If you are committing a change that somebody else made:
git commit -s --author="Firstname Lastname <email@example.com>"
- Add a commit message that begins with "Docs:"
If you try to push your change, but somebody has changed the Evergreen in the repo in the meantime, you will get this error:
error: failed to push some refs to 'https://git.evergreen-ils.org/REPOSITORY.git' To prevent you from losing history, non-fast-forward updates were rejected Merge the remote changes (e.g. 'git pull') before pushing again. See the 'Note about fast-forwards' section of 'git push --help' for details.
If this happens, you just have to run
git pull –rebase, which should bring in the latest changes and put your commit on top. After this, you can just repeat your
git push command.
Graphical tool version
These procedures are recommended if you are not comfortable with the command line.
First time only
- Install one of these recommended programs: http://git-scm.com/downloads/guis
- Start the program. Look for something like "Clone Existing Repository". In "Source", put
git://git.evergreen-ils.org/Evergreen.git; leave "Target" blank to use the default path, or enter something else (it creates a new directory, so don't use one that exists already). Click Clone.

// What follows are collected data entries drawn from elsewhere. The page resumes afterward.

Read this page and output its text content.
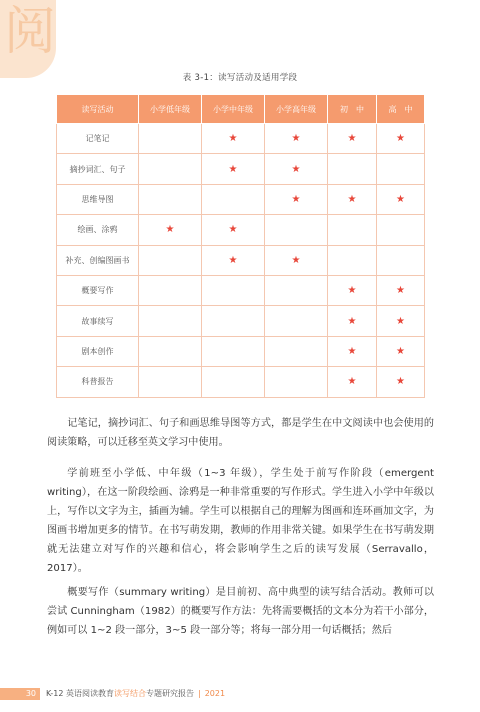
阅
表 3-1：读写活动及适用学段
读写活动	小学低年级	小学中年级	小学高年级	初　中	高　中
记笔记		★	★	★	★
摘抄词汇、句子		★	★		
思维导图			★	★	★
绘画、涂鸦	★	★			
补充、创编图画书		★	★		
概要写作				★	★
故事续写				★	★
剧本创作				★	★
科普报告				★	★

记笔记，摘抄词汇、句子和画思维导图等方式，都是学生在中文阅读中也会使用的阅读策略，可以迁移至英文学习中使用。

学前班至小学低、中年级（1~3 年级），学生处于前写作阶段（emergent writing），在这一阶段绘画、涂鸦是一种非常重要的写作形式。学生进入小学中年级以上，写作以文字为主，插画为辅。学生可以根据自己的理解为图画和连环画加文字，为图画书增加更多的情节。在书写萌发期，教师的作用非常关键。如果学生在书写萌发期就无法建立对写作的兴趣和信心，将会影响学生之后的读写发展（Serravallo，2017）。

概要写作（summary writing）是目前初、高中典型的读写结合活动。教师可以尝试 Cunningham（1982）的概要写作方法：先将需要概括的文本分为若干小部分，例如可以 1~2 段一部分，3~5 段一部分等；将每一部分用一句话概括；然后

30	K-12 英语阅读教育读写结合专题研究报告 | 2021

- Start your graphical git tool. Open the Evergreen repository you cloned earlier.
- Select: Remote -> Fetch From -> origin
- Select: Merge -> Local Merge, and click Merge to pull the most recent changes into your cloned version. This avoids merging issues and errors when "pushing" your changes to the remote repository.
- Use a good text editor to make changes to files or create new files.
- Test that your AsciiDoc syntax is correct. A quick way to do this is by creating a Gist and naming it
filename.adoc. Then you can proofread your document and look for anything strange.
- Press F5 (or select Commit -> Rescan) to view the changes you have made. Files will display under
Unstaged Changes(red). Click a file to see color-coded changes in the pane to the right.
- With your changed files highlighted, click "Stage Changed" to tell Git you want to add the changes to the repository. The changes are not committed yet. Files will display under the green "Staged Changes" section.
- To commit (a step that confirms your intention to make changes to the public repository), first type a note on what you changed in the "Commit Message" box. A note is mandatory. Then click the "Commit" button.
- Finally, push your changes to the remote repository by clicking "Push." A dialog box will open with the default settings (source branch main, remote origin). Click "Push". If you are one of the few DIG members with permission to push to the main repository, you will need to enter your SSL passphrase. If you do not have permission yet, you can start the request process by contacting the Git Admins group firstname.lastname@example.org. You can also push to another public repository, such as the Evergreen working repository or another host such as GitHub. Then email the DIG email list email@example.com with the location of your repository so they can pull your changes into main.
- If you get "Error: Command Failed," changes may have been made by someone else since you last pulled a copy of the main branch. The text in the box will say that "non-fast-forward updates were rejected." Click Close, do a fetch and merge (or a pull, which does both), and push again.
- Once your changes are pushed to main , you should see them show up in the primary community repository.